Ma questi potrebbero esser difetti su cui chiudere un occhio, questo film non lo si va a vedere per la trama ma per l’avanguardia tecnologica. Effettivamente quella c’e’: la scena in cui Neytiri abbraccia l’umano Jack Sully, e’ davvero perfetta, l’incontro tra l’attore in carne e ossa e il personaggio digitale e’ credibilissimo. Davvero con questo film la storia del cinema potrebbe cambiare perche’ tutto diventa possibile. E allora analizziamolo questo primo passo nel mondo della totale liberta’ creativa: gli animali che popolano Pandora sono creati mettendo insieme pezzi di diversi dinosauri, io adoro i dinosauri, volevo pure fare la paleontologa ma l’immaginario preistorico al cinema comincia oggettivamente a stufarmi, suggerisco di aprire un bel bestiario medievale per trarre un’ispirazione originale.
Vogliamo parlare del Toruk, intrepido pterodattilo alieno, signore assoluto dei cieli di Pandora che si rivelera’ fondamentale per combattere i terrestri? Si distingue dagli altri uccelli addomesticabili per i colori sgargianti, fiammate di rosso e giallo decorano la sua pelle nera: ma non e’ dagli anni ‘60 che i giovani ribelli decorano le loro auto con lingue di questi colori?

Avatar

Neppure la flora brilla per originalita’, brillano solo le fosforescenze kitsch gialle e viola e l’albero della vita non e’ altro che un salice piangente i cui rami sono formati da fibre ottiche, ma del resto siamo in un mondo in cui la connessione e’ tutto e i Na’vi incorporano la loro personale chiavetta USB biologica nella folta treccia.

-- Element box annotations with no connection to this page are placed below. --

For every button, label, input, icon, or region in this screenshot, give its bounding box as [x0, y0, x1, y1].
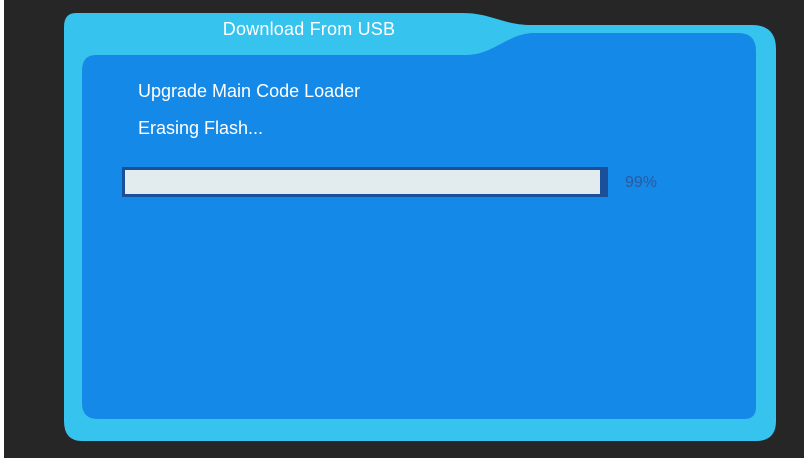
upgrade-target-label: Upgrade Main Code Loader: [138, 81, 361, 101]
download-dialog: Download From USB Upgrade Main Code Load…: [62, 11, 780, 443]
progress-bar-fill: [125, 170, 600, 194]
progress-bar: [122, 167, 608, 197]
dialog-frame: [64, 13, 776, 441]
progress-percent: 99%: [625, 174, 658, 191]
tv-screen: Download From USB Upgrade Main Code Load…: [4, 0, 804, 458]
status-text: Erasing Flash...: [138, 118, 264, 138]
dialog-title: Download From USB: [222, 19, 396, 39]
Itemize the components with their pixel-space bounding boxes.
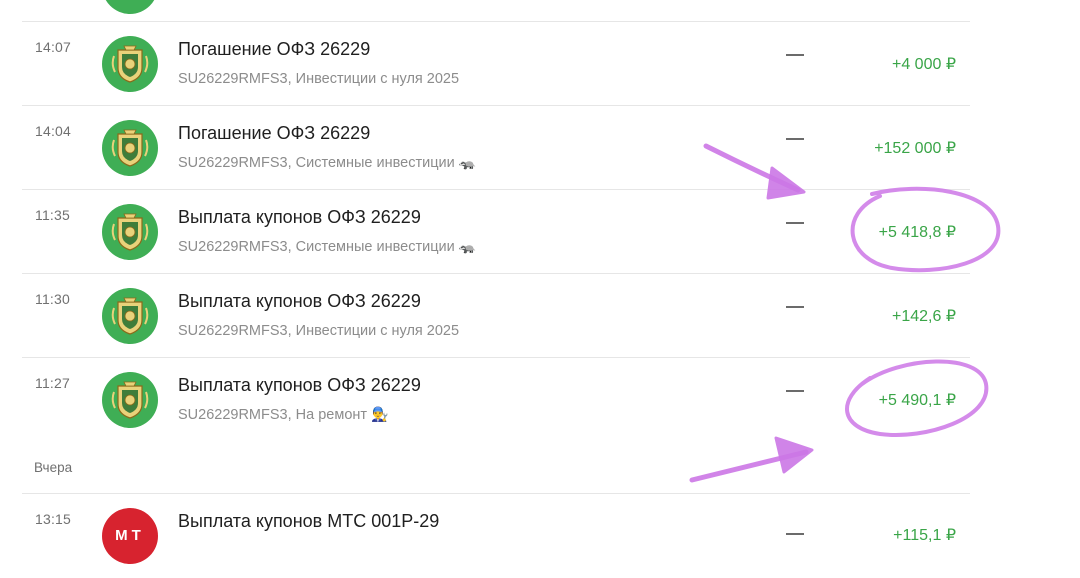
- mts-logo-icon: МТ: [102, 508, 158, 564]
- operation-row[interactable]: 14:04 Погашение ОФЗ 26229 SU26229RMFS3, …: [22, 106, 970, 190]
- operation-amount: +152 000 ₽: [874, 140, 956, 157]
- operation-title: Выплата купонов ОФЗ 26229: [178, 207, 421, 227]
- operation-time: 11:35: [35, 207, 70, 223]
- operation-amount: +5 418,8 ₽: [878, 224, 956, 241]
- operation-dash: [786, 533, 804, 535]
- operation-title: Погашение ОФЗ 26229: [178, 39, 371, 59]
- operation-row[interactable]: 13:15 МТ Выплата купонов МТС 001Р-29 +11…: [22, 494, 970, 578]
- operation-dash: [786, 306, 804, 308]
- operation-time: 11:27: [35, 375, 70, 391]
- operation-dash: [786, 138, 804, 140]
- operation-subtitle: SU26229RMFS3, На ремонт 👨‍🔧: [178, 407, 388, 423]
- ofz-emblem-icon: [102, 288, 158, 344]
- operation-amount: +115,1 ₽: [893, 527, 956, 544]
- ofz-emblem-icon: [102, 36, 158, 92]
- operation-subtitle-text: SU26229RMFS3, Системные инвестиции: [178, 155, 455, 171]
- operation-row[interactable]: 11:35 Выплата купонов ОФЗ 26229 SU26229R…: [22, 190, 970, 274]
- mechanic-emoji-icon: 👨‍🔧: [371, 407, 389, 423]
- operation-dash: [786, 54, 804, 56]
- operation-subtitle: SU26229RMFS3, Системные инвестиции 🦡: [178, 155, 476, 171]
- badger-emoji-icon: 🦡: [458, 239, 477, 255]
- operation-row[interactable]: 11:30 Выплата купонов ОФЗ 26229 SU26229R…: [22, 274, 970, 358]
- operation-title: Выплата купонов ОФЗ 26229: [178, 291, 421, 311]
- operation-title: Выплата купонов ОФЗ 26229: [178, 375, 421, 395]
- operation-row-partial[interactable]: [22, 0, 970, 22]
- operation-dash: [786, 390, 804, 392]
- ofz-emblem-icon: [102, 204, 158, 260]
- operation-title: Погашение ОФЗ 26229: [178, 123, 371, 143]
- operation-subtitle-text: SU26229RMFS3, Инвестиции с нуля 2025: [178, 323, 460, 339]
- ofz-emblem-icon: [102, 372, 158, 428]
- operation-subtitle: SU26229RMFS3, Инвестиции с нуля 2025: [178, 71, 459, 87]
- operation-subtitle-text: SU26229RMFS3, Инвестиции с нуля 2025: [178, 71, 460, 87]
- operation-row[interactable]: 14:07 Погашение ОФЗ 26229 SU26229RMFS3, …: [22, 22, 970, 106]
- operation-time: 11:30: [35, 291, 70, 307]
- operation-subtitle-text: SU26229RMFS3, На ремонт: [178, 407, 368, 423]
- operation-time: 13:15: [35, 511, 72, 527]
- ofz-emblem-icon: [102, 0, 158, 14]
- ofz-emblem-icon: [102, 120, 158, 176]
- operation-amount: +4 000 ₽: [891, 56, 956, 73]
- operation-subtitle-text: SU26229RMFS3, Системные инвестиции: [178, 239, 455, 255]
- operation-subtitle: SU26229RMFS3, Системные инвестиции 🦡: [178, 239, 476, 255]
- operations-list: 14:07 Погашение ОФЗ 26229 SU26229RMFS3, …: [0, 0, 1080, 564]
- operation-amount: +142,6 ₽: [891, 308, 956, 325]
- operation-row[interactable]: 11:27 Выплата купонов ОФЗ 26229 SU26229R…: [22, 358, 970, 442]
- operation-time: 14:04: [35, 123, 72, 139]
- operation-title: Выплата купонов МТС 001Р-29: [178, 511, 440, 531]
- operation-time: 14:07: [35, 39, 72, 55]
- operation-subtitle: SU26229RMFS3, Инвестиции с нуля 2025: [178, 323, 459, 339]
- operation-amount: +5 490,1 ₽: [878, 392, 956, 409]
- section-date-label: Вчера: [34, 460, 73, 475]
- badger-emoji-icon: 🦡: [458, 155, 477, 171]
- operation-dash: [786, 222, 804, 224]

I Na’vi sono bellissimi e perfettamente omologhi, tutti con la medesima sfumatura di azzurro, lo stesso fisico snello e muscoloso, nessuna ruga o difetto fisico, del resto questo nazismo estetico e’ supportato dalla loro stessa Dea Madre: se la ferita si rivela troppo grave e’ meglio che la persona sfregiata muoia, come tocca alla dottoressa Grace (Sigourney Weaver, che anche nell’avatar non sa rinunciare al nasino alla francese invece di sfoggiare il naso camuso che contraddistingue la popolazione aliena). Io non lo trovo un messaggio granche’ edificante che si ripete anche nel finale dove l’energia vitale di Jake si trasferisce nel suo avatar e vissero tutti felici e contenti. Peccato che l’umano Jake fosse paraplegico e benche’ sia ovvio che per vivere con la nuova razza che ha scelto debba usare il corpo che e’ piu’ congeniale a quel mondo, sotto sotto secondo me passa un messaggio leggermente discriminante.
In sostanza mi chiedo dove finisce tutta la liberta’ creativa che l’avanguardia tecnologica di Avatar ci offre, se il film si limiita a riproporci in costosa chiave digitale la stessa omologazione culturale che possiamo trovare nel piu’ becero prodotto televisivo?